Lina Chauque 47 ans est assise sur le trottoir, un grand baluchon contenant des salades et des choux à côté d'elle. Avec plusieurs autres femmes découragées, elle attend depuis deux heures un bus qui ne vient pas, pour aller vendre ses produits au marché.
"Nous avons essayé de demander de l'aide à quelques camions qui sont passés, mais les chauffeurs n'ont pas voulu nous prendre".
Un peu plus loin, des voitures font la queue patiemment devant une station-essence. Une seule pompe fonctionne encore, le ravitaillement reste compliqué par la circulation entravée.
"Je cherche des médicaments pour moi et pour ma mère", explique Tomas Panguene, 65 ans, qui souffre de douleurs au genou. "Hier je suis sorti pour trouver une pharmacie mais les rues étaient encore barricadées. J'ai trouvé ce qu'il me fallait ce matin".
Le principal opposant, Venancio Mondlane, continue à dénoncer des résultats truqués, au sujet du scrutin du 9 octobre.

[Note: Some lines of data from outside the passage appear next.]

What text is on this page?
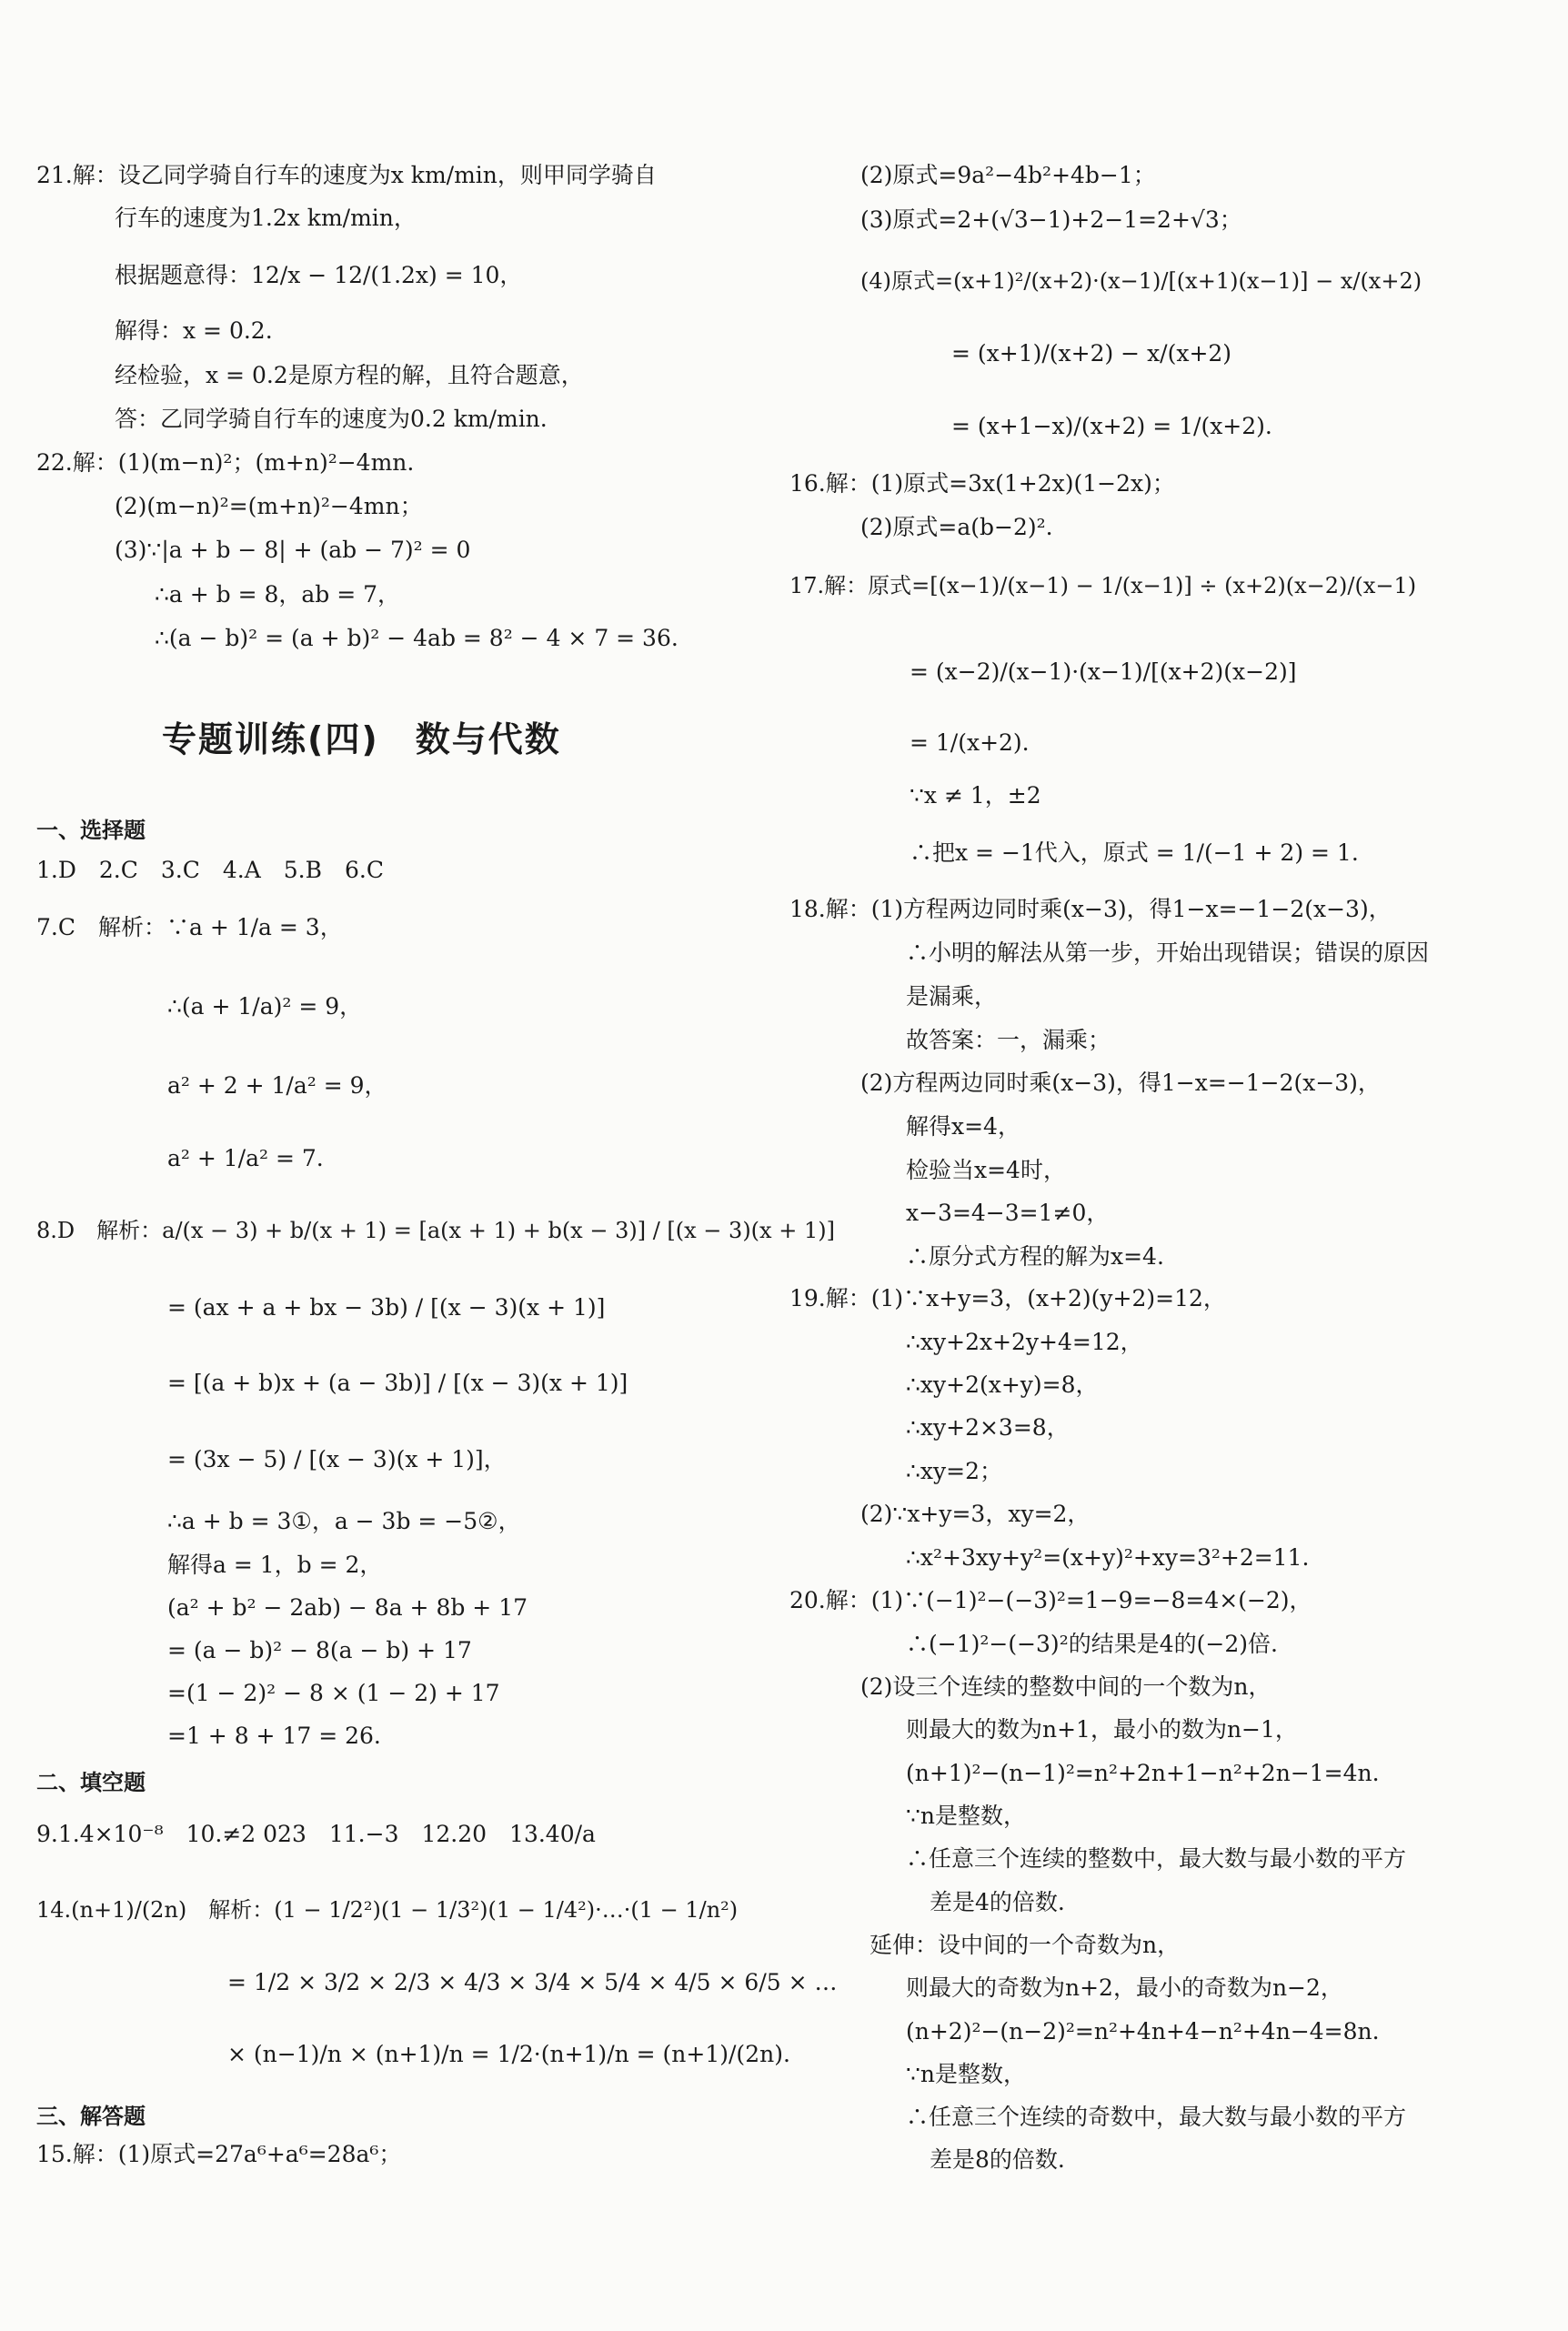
21.解：设乙同学骑自行车的速度为x km/min，则甲同学骑自
行车的速度为1.2x km/min，
根据题意得：12/x − 12/(1.2x) = 10，
解得：x = 0.2.
经检验，x = 0.2是原方程的解，且符合题意，
答：乙同学骑自行车的速度为0.2 km/min.
22.解：(1)(m−n)²；(m+n)²−4mn.
(2)(m−n)²=(m+n)²−4mn；
(3)∵|a + b − 8| + (ab − 7)² = 0
∴a + b = 8，ab = 7，
∴(a − b)² = (a + b)² − 4ab = 8² − 4 × 7 = 36.
专题训练(四)　数与代数
一、选择题
1.D　2.C　3.C　4.A　5.B　6.C
7.C　解析：∵a + 1/a = 3，
∴(a + 1/a)² = 9，
a² + 2 + 1/a² = 9，
a² + 1/a² = 7.
8.D　解析：a/(x − 3) + b/(x + 1) = [a(x + 1) + b(x − 3)] / [(x − 3)(x + 1)]
= (ax + a + bx − 3b) / [(x − 3)(x + 1)]
= [(a + b)x + (a − 3b)] / [(x − 3)(x + 1)]
= (3x − 5) / [(x − 3)(x + 1)]，
∴a + b = 3①，a − 3b = −5②，
解得a = 1，b = 2，
(a² + b² − 2ab) − 8a + 8b + 17
= (a − b)² − 8(a − b) + 17
=(1 − 2)² − 8 × (1 − 2) + 17
=1 + 8 + 17 = 26.
二、填空题
9.1.4×10⁻⁸　10.≠2 023　11.−3　12.20　13.40/a
14.(n+1)/(2n)　解析：(1 − 1/2²)(1 − 1/3²)(1 − 1/4²)·…·(1 − 1/n²)
= 1/2 × 3/2 × 2/3 × 4/3 × 3/4 × 5/4 × 4/5 × 6/5 × …
× (n−1)/n × (n+1)/n = 1/2·(n+1)/n = (n+1)/(2n).
三、解答题
15.解：(1)原式=27a⁶+a⁶=28a⁶；
(2)原式=9a²−4b²+4b−1；
(3)原式=2+(√3−1)+2−1=2+√3；
(4)原式=(x+1)²/(x+2)·(x−1)/[(x+1)(x−1)] − x/(x+2)
= (x+1)/(x+2) − x/(x+2)
= (x+1−x)/(x+2) = 1/(x+2).
16.解：(1)原式=3x(1+2x)(1−2x)；
(2)原式=a(b−2)².
17.解：原式=[(x−1)/(x−1) − 1/(x−1)] ÷ (x+2)(x−2)/(x−1)
= (x−2)/(x−1)·(x−1)/[(x+2)(x−2)]
= 1/(x+2).
∵x ≠ 1，±2
∴把x = −1代入，原式 = 1/(−1 + 2) = 1.
18.解：(1)方程两边同时乘(x−3)，得1−x=−1−2(x−3)，
∴小明的解法从第一步，开始出现错误；错误的原因
是漏乘，
故答案：一，漏乘；
(2)方程两边同时乘(x−3)，得1−x=−1−2(x−3)，
解得x=4，
检验当x=4时，
x−3=4−3=1≠0，
∴原分式方程的解为x=4.
19.解：(1)∵x+y=3，(x+2)(y+2)=12，
∴xy+2x+2y+4=12，
∴xy+2(x+y)=8，
∴xy+2×3=8，
∴xy=2；
(2)∵x+y=3，xy=2，
∴x²+3xy+y²=(x+y)²+xy=3²+2=11.
20.解：(1)∵(−1)²−(−3)²=1−9=−8=4×(−2)，
∴(−1)²−(−3)²的结果是4的(−2)倍.
(2)设三个连续的整数中间的一个数为n，
则最大的数为n+1，最小的数为n−1，
(n+1)²−(n−1)²=n²+2n+1−n²+2n−1=4n.
∵n是整数，
∴任意三个连续的整数中，最大数与最小数的平方
差是4的倍数.
延伸：设中间的一个奇数为n，
则最大的奇数为n+2，最小的奇数为n−2，
(n+2)²−(n−2)²=n²+4n+4−n²+4n−4=8n.
∵n是整数，
∴任意三个连续的奇数中，最大数与最小数的平方
差是8的倍数.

La confirmation lundi par la plus haute cour du pays d'une large victoire du Frelimo, au pouvoir depuis un demi-siècle, avait mis le feu aux poudres, déclenchant des émeutes urbaines qui ont fait plus de 125 morts en quelques jours, selon l'ONG locale Plataforma Decide.
"Nous savons qui sont les vrais bandits, c'est le Frelimo", a-t-il asséné vendredi sur les réseaux sociaux, estimant que les patrouilles de sécurité sont une "manipulation" pour "distraire" l'attention de la contestation politique.